Per far capire quanto fosse schivo, Davide racconta che «ogni tanto dei gruppi gucciniani arrivano qui in camper per un raduno e suonano. Un anno lui venne su e disse: ragazzi, vi ringrazio ma non capisco perché venite. Io sono ancora vivo!». Ieri a Pavana anche se tutto parlava di lui nessuno ha osato prendere una chitarra e cominciare a cantare una sua canzone a squarciagola. «Siamo stati discreti per rispettare i desideri della famiglia» dicono anche i suoi fan più accaniti. 

Ma già nel pomeriggio in quest’angolo d’Appennino e oltre giravano messaggi d’invito via whatsapp: domani (cioè stasera) «dopo cena ci ritroviamo tutti nella piazza vicino alla chiesa per ricordare il maestro. Portate le chitarre, canteremo per tutta la notte». La sua Pavana lo saluterà con le canzoni non avendo potuto dirgli addio da vicino. Quasi nessuno, in paese, ha visto la sua bara allontanarsi sul carro funebre. Sul cofano un cuscino di erbe di campo, piantine di bosco, foglie e fiori: lo stesso omaggio scelto per Piero, il suo vecchio amico di giorni e pensieri cantato nella Canzone per Piero. Accanto a quella macchia verde una fotografia-collage dei suoi gatti, «da sempre gli unici animali della mia vita», come ricordava spesso lui. 
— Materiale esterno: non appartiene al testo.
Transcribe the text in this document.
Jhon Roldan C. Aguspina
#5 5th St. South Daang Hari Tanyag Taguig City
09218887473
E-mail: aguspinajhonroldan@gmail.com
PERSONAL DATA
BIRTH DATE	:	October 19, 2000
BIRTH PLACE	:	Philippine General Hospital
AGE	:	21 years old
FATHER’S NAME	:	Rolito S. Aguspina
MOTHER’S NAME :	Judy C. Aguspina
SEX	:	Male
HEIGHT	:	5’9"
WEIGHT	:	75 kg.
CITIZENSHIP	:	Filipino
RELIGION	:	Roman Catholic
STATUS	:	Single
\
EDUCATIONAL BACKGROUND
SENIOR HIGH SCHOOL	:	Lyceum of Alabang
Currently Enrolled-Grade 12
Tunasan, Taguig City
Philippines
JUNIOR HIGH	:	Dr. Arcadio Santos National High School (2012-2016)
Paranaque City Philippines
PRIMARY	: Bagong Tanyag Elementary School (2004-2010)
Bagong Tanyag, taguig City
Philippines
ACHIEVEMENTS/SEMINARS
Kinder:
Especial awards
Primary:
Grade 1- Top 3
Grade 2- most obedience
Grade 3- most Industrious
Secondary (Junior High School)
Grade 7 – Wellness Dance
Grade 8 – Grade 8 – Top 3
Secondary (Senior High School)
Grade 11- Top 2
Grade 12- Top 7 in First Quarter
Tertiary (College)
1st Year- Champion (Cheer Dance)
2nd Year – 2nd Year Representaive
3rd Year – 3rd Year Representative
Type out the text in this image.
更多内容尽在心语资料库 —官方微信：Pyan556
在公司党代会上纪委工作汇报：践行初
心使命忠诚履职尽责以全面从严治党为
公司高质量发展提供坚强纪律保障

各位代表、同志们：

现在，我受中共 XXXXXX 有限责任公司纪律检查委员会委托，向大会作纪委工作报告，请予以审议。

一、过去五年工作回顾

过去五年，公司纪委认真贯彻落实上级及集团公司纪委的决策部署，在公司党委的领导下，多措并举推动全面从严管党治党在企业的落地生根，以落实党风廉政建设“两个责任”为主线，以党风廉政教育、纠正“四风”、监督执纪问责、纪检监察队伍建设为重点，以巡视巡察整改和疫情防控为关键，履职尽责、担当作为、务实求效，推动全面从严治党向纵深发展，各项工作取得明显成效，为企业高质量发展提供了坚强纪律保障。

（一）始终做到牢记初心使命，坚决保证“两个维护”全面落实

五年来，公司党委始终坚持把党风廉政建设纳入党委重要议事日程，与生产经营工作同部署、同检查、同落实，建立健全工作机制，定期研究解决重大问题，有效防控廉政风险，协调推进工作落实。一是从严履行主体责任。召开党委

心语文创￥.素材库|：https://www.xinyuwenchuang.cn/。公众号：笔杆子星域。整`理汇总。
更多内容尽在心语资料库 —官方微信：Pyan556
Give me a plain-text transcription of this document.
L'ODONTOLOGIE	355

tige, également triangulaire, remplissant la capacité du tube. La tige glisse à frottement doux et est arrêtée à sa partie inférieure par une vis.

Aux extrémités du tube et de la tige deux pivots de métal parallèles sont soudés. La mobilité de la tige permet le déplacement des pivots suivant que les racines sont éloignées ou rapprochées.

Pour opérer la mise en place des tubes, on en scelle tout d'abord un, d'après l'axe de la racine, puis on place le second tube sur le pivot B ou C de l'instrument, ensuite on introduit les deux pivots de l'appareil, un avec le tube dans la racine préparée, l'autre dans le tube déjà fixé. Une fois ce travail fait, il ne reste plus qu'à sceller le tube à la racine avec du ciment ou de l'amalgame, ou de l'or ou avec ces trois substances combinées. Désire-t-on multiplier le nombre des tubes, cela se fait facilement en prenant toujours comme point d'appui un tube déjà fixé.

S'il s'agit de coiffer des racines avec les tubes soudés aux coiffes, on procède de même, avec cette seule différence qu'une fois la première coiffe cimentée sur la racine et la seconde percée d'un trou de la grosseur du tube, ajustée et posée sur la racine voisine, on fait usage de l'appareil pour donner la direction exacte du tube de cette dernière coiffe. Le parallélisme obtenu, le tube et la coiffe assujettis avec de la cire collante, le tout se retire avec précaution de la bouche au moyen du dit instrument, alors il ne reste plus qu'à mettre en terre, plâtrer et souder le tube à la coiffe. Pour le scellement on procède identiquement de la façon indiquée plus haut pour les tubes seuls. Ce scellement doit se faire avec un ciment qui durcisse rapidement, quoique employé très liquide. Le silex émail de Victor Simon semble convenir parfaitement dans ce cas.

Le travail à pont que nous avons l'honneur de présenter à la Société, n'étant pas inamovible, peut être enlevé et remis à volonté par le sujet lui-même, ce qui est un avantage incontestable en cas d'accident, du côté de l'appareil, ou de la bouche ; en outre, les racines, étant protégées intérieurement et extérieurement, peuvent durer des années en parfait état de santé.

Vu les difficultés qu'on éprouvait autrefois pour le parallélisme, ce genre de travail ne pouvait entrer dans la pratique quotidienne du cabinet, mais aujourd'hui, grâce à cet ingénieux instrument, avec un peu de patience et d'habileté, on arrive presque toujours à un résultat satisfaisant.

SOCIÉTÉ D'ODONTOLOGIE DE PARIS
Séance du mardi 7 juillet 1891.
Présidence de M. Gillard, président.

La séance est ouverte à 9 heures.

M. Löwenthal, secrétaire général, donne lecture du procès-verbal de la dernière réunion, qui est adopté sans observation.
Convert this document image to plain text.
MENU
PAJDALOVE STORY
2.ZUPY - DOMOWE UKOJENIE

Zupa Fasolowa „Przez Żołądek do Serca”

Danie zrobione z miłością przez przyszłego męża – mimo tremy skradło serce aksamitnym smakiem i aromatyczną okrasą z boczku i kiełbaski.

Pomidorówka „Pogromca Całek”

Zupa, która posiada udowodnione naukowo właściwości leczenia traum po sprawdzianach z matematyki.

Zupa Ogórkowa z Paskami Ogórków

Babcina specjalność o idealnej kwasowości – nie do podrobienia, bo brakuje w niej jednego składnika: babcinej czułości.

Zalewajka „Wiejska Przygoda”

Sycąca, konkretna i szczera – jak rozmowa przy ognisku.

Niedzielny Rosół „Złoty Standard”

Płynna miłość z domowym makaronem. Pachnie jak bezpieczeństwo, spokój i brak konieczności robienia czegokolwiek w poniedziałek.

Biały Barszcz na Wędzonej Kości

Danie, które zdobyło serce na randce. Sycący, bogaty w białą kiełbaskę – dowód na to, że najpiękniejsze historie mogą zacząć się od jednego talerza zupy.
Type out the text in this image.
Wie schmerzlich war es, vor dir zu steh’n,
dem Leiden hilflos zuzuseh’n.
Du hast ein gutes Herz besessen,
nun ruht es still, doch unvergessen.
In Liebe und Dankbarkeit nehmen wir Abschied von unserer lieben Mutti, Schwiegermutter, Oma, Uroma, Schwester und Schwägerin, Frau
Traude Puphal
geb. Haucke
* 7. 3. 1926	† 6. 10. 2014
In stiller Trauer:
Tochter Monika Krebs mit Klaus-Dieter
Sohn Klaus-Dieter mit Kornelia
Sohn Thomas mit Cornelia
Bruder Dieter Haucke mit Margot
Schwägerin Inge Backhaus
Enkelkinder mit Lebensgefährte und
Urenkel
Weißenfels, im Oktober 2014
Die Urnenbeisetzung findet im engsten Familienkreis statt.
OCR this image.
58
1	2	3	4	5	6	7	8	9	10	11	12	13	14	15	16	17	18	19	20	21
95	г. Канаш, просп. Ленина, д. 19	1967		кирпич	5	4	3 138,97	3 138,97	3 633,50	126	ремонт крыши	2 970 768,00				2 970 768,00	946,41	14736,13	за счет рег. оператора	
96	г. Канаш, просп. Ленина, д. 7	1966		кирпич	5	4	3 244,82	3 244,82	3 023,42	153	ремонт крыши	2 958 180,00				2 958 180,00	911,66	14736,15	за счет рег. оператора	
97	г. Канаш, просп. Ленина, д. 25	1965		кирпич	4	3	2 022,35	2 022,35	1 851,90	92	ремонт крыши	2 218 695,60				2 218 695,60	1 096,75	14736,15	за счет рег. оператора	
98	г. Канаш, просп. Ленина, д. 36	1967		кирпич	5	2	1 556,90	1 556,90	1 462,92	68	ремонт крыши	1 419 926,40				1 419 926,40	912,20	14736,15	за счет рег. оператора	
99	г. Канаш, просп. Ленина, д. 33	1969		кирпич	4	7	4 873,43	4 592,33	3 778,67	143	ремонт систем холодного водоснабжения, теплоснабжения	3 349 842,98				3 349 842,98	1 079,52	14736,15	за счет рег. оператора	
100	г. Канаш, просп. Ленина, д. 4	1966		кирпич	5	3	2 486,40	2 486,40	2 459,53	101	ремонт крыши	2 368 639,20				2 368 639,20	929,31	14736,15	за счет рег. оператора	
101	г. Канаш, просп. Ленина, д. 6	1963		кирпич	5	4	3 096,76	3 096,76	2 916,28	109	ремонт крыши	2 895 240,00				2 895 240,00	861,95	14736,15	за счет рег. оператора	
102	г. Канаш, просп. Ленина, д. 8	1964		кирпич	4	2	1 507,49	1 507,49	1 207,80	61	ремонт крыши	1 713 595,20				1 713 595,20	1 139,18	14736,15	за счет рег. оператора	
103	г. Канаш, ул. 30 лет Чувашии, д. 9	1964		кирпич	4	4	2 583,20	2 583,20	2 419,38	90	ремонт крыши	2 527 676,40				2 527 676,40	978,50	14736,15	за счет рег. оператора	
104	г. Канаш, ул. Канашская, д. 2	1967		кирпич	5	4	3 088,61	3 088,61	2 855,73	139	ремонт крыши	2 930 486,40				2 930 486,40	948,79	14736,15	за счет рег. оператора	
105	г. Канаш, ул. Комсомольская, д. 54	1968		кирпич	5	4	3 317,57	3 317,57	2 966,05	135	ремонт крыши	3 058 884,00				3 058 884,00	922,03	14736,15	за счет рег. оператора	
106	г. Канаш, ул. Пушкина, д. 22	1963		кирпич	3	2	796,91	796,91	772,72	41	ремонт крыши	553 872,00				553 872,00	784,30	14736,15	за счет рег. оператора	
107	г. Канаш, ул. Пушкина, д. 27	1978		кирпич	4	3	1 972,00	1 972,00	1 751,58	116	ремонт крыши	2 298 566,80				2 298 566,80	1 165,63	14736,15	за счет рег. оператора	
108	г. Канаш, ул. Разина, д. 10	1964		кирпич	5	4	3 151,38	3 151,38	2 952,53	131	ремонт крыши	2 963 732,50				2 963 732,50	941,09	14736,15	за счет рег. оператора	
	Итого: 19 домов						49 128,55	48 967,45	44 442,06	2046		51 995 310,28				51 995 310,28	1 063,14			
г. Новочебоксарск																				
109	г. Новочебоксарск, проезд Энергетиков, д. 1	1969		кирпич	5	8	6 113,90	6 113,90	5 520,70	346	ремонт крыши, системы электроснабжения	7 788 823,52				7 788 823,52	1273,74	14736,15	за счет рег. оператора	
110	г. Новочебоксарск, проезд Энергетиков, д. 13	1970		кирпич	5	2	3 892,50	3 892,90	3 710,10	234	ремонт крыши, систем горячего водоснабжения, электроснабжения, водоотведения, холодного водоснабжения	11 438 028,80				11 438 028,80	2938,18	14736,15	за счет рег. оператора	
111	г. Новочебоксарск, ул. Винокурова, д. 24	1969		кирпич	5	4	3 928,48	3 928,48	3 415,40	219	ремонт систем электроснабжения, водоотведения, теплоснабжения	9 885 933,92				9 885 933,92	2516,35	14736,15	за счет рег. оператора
Il suo amico Mimmo è andato a trovarlo pochi giorni fa. «Era malinconico, mi ha detto “sono un vecchio malconcio”, ma poi abbiamo parlato di calcio e di tennis ed è sembrato tutto più leggero. Mi ha chiesto “come va il rossino?”, cioè Sinner». Quel vecchio malconcio che «aveva a cuore le persone semplici» e «dal quale si poteva solo imparare», è rimasto «lucidissimo fino alla fine». La morte l’ha vista arrivare. E chissà se ha ripensato alle parole di una vecchia intervista notturna per Rai Radio2. «La morte? Mi scoccia non esserci più», disse. «Mi infastidisce il fatto di non vedere quello che ci sarà dopo di me».